UCLA and UC San Francisco life scientists have discovered a dramatic pattern of bone growth in female mice — research that could potentially lead to stronger bone density in women and new treatments for osteoporosis in older women.
The researchers found that blocking a particular set of signals from a small number of neurons in the brain causes female, but not male, mice to build super-strong bones and maintain them into old age. These neurons may play an important role in controlling women's bone density, the researchers said. The study was published Jan. 11 in the journal Nature Communications.
"We think we have identified a new pathway by which the brain regulates bone density that holds great promise because it allows the body to shift new bone formation into overdrive," said co-author Stephanie Correa, a UCLA assistant professor of integrative biology and physiology, and member of UCLA's Brain Research Institute.
More than 200 million people worldwide suffer from osteoporosis, in which bones weaken and can easily fracture. Women are at relatively high risk of osteoporosis after menopause.
Correa said the study highlights the importance of studying females, as well as males. "We would have missed this if we had studied only males," she said. "The differences between what we see in males and females will give us more clues about how these neurons develop, how they work and what they do. The more we understand about how the neurons work, the closer we will get to manipulating them to improve bone health."

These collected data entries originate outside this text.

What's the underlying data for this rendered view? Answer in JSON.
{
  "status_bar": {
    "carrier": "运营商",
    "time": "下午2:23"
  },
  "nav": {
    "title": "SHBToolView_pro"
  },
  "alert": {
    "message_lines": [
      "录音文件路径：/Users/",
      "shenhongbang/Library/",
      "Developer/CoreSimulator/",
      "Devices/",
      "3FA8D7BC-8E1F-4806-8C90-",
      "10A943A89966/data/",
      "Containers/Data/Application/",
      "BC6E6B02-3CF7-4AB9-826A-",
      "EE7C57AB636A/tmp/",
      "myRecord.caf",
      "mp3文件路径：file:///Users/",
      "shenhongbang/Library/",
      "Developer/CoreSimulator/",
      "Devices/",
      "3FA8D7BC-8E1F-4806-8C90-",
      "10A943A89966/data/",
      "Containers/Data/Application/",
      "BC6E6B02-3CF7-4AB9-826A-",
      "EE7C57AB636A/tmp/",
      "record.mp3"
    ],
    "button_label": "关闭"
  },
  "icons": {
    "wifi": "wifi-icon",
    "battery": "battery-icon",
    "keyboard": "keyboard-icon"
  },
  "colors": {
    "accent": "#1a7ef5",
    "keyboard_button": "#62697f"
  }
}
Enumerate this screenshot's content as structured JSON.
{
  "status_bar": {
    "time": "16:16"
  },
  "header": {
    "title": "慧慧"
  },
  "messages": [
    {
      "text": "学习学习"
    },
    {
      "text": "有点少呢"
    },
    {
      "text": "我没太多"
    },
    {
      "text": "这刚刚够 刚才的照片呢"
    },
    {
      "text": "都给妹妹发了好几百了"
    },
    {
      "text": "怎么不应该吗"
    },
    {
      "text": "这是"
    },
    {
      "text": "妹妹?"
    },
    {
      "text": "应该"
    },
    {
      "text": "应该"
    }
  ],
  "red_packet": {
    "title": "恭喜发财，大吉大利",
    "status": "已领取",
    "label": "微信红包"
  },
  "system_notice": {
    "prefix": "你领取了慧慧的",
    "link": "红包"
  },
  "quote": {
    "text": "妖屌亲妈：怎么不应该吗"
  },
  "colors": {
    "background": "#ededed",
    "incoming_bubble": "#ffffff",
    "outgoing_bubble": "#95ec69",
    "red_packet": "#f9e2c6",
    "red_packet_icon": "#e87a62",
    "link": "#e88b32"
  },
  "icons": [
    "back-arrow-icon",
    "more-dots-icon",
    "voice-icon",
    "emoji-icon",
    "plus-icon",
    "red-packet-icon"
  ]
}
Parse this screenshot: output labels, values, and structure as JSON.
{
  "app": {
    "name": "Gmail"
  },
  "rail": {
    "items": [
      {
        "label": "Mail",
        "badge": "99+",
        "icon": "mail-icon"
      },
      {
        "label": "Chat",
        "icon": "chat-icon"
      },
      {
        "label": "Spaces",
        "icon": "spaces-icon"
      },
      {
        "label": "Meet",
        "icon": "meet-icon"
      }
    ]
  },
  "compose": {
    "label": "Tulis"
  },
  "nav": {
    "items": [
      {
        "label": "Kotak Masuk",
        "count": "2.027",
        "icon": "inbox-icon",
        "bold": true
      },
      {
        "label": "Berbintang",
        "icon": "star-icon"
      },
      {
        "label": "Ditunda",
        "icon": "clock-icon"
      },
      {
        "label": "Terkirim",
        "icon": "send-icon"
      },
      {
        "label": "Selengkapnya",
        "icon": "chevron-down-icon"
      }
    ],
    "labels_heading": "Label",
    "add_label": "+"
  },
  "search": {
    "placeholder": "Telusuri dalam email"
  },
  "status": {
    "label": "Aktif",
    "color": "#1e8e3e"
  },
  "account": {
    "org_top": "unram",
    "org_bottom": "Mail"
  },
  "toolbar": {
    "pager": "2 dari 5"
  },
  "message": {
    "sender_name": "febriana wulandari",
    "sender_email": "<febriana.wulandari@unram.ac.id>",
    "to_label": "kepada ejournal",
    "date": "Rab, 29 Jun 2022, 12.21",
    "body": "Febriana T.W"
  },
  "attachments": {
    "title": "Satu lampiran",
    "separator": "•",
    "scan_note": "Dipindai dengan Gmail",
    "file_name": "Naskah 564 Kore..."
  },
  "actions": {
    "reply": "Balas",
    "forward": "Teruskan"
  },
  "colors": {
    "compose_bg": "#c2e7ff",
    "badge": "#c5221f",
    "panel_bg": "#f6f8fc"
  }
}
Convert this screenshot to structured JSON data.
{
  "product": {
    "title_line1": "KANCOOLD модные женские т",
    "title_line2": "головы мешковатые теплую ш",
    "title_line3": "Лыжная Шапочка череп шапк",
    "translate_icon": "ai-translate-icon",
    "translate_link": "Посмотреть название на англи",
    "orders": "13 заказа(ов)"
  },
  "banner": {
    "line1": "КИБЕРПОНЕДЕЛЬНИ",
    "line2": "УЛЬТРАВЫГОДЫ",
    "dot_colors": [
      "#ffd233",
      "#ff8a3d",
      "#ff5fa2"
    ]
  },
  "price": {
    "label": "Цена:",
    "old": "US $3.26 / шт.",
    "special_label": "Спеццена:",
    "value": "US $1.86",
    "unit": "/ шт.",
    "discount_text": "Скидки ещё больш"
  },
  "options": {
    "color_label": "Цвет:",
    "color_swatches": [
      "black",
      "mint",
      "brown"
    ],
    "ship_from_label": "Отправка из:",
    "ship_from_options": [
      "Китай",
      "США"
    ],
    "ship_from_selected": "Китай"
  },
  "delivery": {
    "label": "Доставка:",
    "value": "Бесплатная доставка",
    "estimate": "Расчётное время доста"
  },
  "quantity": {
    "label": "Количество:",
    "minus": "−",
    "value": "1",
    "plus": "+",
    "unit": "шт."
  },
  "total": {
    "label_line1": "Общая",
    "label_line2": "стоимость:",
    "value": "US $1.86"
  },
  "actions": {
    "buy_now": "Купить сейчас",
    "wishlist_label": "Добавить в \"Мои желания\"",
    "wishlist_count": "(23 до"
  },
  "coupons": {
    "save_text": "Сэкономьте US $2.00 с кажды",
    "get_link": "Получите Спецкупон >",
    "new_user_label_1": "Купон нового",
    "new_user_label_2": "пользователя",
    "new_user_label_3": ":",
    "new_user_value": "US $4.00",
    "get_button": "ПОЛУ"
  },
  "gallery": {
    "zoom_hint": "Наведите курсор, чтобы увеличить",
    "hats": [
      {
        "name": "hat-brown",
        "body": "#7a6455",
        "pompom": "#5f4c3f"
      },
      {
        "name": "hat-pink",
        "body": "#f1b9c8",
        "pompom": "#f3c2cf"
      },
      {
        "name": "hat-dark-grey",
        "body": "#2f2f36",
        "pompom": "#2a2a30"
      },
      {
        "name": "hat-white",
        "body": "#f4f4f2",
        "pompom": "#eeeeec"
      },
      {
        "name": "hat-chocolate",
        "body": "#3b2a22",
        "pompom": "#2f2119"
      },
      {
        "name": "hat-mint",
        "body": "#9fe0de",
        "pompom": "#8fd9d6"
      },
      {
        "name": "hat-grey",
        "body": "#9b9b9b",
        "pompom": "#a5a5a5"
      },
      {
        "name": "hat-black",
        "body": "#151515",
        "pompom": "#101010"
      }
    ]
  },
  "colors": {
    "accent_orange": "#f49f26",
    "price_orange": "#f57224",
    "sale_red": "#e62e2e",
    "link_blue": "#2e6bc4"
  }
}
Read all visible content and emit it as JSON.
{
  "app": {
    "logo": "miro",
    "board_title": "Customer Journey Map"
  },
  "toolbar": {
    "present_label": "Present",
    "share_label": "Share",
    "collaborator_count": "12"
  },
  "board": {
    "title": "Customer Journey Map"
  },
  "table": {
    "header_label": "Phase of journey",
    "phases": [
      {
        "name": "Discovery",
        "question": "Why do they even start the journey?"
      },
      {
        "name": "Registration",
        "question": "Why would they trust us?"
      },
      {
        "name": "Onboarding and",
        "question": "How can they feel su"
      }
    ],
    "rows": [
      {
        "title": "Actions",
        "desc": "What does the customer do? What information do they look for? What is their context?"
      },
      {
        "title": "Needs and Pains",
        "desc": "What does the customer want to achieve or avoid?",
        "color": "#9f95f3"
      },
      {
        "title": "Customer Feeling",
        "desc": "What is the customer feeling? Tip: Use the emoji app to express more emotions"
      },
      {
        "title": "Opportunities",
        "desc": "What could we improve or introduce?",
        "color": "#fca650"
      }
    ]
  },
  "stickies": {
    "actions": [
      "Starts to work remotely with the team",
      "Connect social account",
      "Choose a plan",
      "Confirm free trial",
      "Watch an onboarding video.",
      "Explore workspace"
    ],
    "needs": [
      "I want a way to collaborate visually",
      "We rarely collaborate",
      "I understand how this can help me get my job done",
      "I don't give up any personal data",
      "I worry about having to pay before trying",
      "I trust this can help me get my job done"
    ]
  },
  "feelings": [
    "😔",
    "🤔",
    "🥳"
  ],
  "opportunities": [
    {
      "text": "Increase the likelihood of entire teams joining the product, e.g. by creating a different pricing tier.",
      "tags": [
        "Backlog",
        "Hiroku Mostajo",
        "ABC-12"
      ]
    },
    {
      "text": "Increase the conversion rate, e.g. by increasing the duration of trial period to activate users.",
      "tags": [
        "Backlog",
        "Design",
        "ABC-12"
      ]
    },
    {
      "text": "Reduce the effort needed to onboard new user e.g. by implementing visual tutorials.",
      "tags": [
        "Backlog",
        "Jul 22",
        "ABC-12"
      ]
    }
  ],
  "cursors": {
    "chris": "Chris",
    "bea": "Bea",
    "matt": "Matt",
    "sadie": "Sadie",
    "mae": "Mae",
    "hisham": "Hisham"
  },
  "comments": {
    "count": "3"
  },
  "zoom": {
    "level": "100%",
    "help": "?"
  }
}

The study began when Correa, then a postdoctoral researcher in the UCSF laboratory of study senior author Holly Ingraham, found that genetically deleting the estrogen receptor protein in neurons in a brain region called the hypothalamus caused altered mice to gain a slight amount of weight, and become less active. Correa expected to find that the animals had put on extra fat or gained lean muscle, but neither of these was the case. To learn the source of the extra weight, she used more sensitive laboratory techniques that could reveal changes in bone density. To her surprise, she discovered that the heavy mice were large-boned. Ingraham's laboratory showed that their bone mass had increased by as much as 800 percent.
"I was immediately struck by the size of the effect," Correa said. "We knew right away it was a game-changer and presented a new, exciting direction with potential applications for improving women's health."
In addition, the super-dense bones were exceptionally strong.
"Our collaborators who study bone for a living said they'd never seen bone this strong," said Ingraham, UCSF professor of cellular and molecular pharmacology. "Our current understanding of how the body controls bone growth can't explain this, which suggests we may have uncovered a completely new pathway that could be used to improve bone strength in older women and others with fragile bones."
Ingraham's postdoctoral fellows Candice Herber and William Krause conducted experiments that zeroed in on a specific population of just a few hundred estrogen-sensitive brain cells — located in a region of the hypothalamus called the arcuate nucleus — which appeared to be responsible for these dramatic increases in bone density. The authors hypothesized that estrogen must normally signal these neurons to shift energy away from bone growth, but that deleting the estrogen receptors had reversed that shift.
Additional experiments showed that the altered mice maintained their enhanced bone density well into old age. Normal female mice begin to lose significant bone mass by 20 weeks of age, but the altered mice maintained elevated bone mass well into their second year of life, which is considered old for a mouse.
Herber and Krause were even able to reverse existing bone degeneration in an experimental model of osteoporosis. In female mice that had already lost more than 70 percent of their bone density due to experimentally lowered blood estrogen, deletion of arcuate estrogen receptors caused bone density to rebound by 50 percent in a matter of weeks.
The researchers are now studying how this brain–bone communication occurs, and whether drugs could be developed to increase bone strength in post-menopausal women without the potentially dangerous effects of estrogen replacement therapy.
The role of estrogen in the brain is still poorly understood, said Ingraham, whose laboratory studies how the signaling of estrogen in the brain affects female metabolism at different life stages.
The research was funded by the National Institutes of Health and a U.S. Department of Veterans Affairs merit review grant.